Serverside, you can decide whether information is necessary for the user or optional. Optional information is e.q. for regions the user does not use regulary or unlikely or if something non relevant has changed the user may not work with. But that's maybe the next level.

The checkinfo is fine as a date in milliseconds. That should do the trick. And if the date already exists (in rare cases) just count up by 1. If it's even lower, take the newest and update the number. If you have too many updates in on ms level, you need to find another way for enrichment of your checkinfo.

Based on the amount of information, it can make sense to work with multiple versionings to shrink the required amount of information. Downside is, that it will be much more difficult to know what has changed and what not. So you have to group it or make sure you store another information what has been updated separately apart from the global stuff.

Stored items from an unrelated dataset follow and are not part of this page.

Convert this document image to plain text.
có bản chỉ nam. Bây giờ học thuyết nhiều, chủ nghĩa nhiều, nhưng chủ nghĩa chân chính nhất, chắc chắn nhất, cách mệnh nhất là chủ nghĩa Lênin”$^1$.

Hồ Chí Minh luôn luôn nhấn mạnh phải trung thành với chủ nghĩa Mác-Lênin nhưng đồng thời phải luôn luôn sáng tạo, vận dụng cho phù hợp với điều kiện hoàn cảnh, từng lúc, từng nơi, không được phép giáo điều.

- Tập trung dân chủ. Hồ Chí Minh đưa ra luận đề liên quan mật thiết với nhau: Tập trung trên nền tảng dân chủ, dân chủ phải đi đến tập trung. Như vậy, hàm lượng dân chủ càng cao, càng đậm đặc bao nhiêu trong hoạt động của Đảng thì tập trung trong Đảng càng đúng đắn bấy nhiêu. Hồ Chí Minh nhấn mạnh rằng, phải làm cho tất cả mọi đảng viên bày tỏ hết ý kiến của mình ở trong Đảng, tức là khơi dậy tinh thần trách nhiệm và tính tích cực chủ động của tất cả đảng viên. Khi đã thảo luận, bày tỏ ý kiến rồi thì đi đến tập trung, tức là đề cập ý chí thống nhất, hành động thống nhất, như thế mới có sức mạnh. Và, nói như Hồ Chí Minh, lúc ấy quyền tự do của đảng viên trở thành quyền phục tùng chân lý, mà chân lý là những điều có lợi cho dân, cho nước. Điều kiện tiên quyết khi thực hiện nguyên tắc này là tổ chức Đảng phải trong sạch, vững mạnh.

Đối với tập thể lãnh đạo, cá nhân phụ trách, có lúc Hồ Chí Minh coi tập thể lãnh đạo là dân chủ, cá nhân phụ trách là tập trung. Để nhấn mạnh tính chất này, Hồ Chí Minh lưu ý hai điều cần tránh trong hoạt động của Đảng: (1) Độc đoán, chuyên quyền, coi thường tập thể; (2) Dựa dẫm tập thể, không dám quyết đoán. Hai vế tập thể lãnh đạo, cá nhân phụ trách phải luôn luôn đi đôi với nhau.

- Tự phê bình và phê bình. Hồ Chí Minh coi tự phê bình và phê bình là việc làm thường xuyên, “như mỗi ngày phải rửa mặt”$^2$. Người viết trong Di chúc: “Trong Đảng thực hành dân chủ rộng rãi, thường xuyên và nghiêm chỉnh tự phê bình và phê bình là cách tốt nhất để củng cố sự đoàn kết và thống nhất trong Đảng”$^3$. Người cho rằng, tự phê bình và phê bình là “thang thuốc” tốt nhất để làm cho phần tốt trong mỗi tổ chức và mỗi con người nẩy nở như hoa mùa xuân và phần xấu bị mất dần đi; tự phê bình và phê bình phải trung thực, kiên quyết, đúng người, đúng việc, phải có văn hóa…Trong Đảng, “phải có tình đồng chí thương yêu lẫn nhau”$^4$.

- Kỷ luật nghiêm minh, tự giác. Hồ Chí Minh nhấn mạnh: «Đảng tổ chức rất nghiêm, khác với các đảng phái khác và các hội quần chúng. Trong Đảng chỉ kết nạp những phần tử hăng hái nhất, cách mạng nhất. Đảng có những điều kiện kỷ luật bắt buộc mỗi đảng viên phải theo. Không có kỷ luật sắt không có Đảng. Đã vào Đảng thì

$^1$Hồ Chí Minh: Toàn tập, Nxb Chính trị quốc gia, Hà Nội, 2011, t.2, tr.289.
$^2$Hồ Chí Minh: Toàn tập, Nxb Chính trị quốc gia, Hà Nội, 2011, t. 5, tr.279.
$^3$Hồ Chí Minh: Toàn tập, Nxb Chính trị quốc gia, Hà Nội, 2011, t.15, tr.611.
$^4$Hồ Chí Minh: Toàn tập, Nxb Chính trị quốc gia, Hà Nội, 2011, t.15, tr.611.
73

Minimizing the amount of data that is transported is one of the most important things to make it performant and reduce costs on all sides. But make sure you define a proper logic that is unbreakable. Otherwise think of a workaround if something went wrong - like a checksum over all information to compare with the server, and if there are any irregularities, try to zoom with different checksums of different elements to potentially reduce the amount of data sent. Receiving the full package everytime something is out of sync maybe too much.

Based on the size of your project you can decide which depth is appropiate. You do not need a solution that can scale huge but to have a solution that allows itself to exchange parts easily and allow you to scale larger. That like you dont need to know it all, if you have a lexikon at hand.

That basically has nothing to do with open sockets, it's just how information should be shared. Synchronization is not so trivial but active pushes should only be used if a realtime performance is required. From what you wrote, it does not seem to be necessary. So avoid it at any costs. Synchronize your data client sided to ensure the user received the desired amount of information. You almost never need to sync all data everytime. Make sure to also think of the situations that does not fit the in general case and to ensure they do not suffer much from desynchronization.

Better not think about "can I do that" but "should I do that".

Christian
  • 94
  • 2
0

It sounds like the answer is that you might be thinking of this backwards.

If your client app is built with reactivity in mind (see: React or similar libraries) the client should be updated when the data changes. This would be dependent on the client checking in but it's not necessary to manually push out these updates; you need to effectively bind the front-end data to the state of data in your server-side app.

Basically, your client should be checking for updates, and doing so after a certain amount of time. You might want to look at creating a worker process locally on the client to manage this.

You may also want to look at RxJS/ReactiveX (also see learnrxjs.io). This allows the concept of "subscriptions" where you create an "observable" that you "watch" for updates. It's far too involved to explain in one post, but the concept is similar to reactivity but handled much differently.

The short answer is it's probably a waste of time and resources to code the app to force clients to update by constantly pushing on web sockets when you can rely on the client to check in for updates.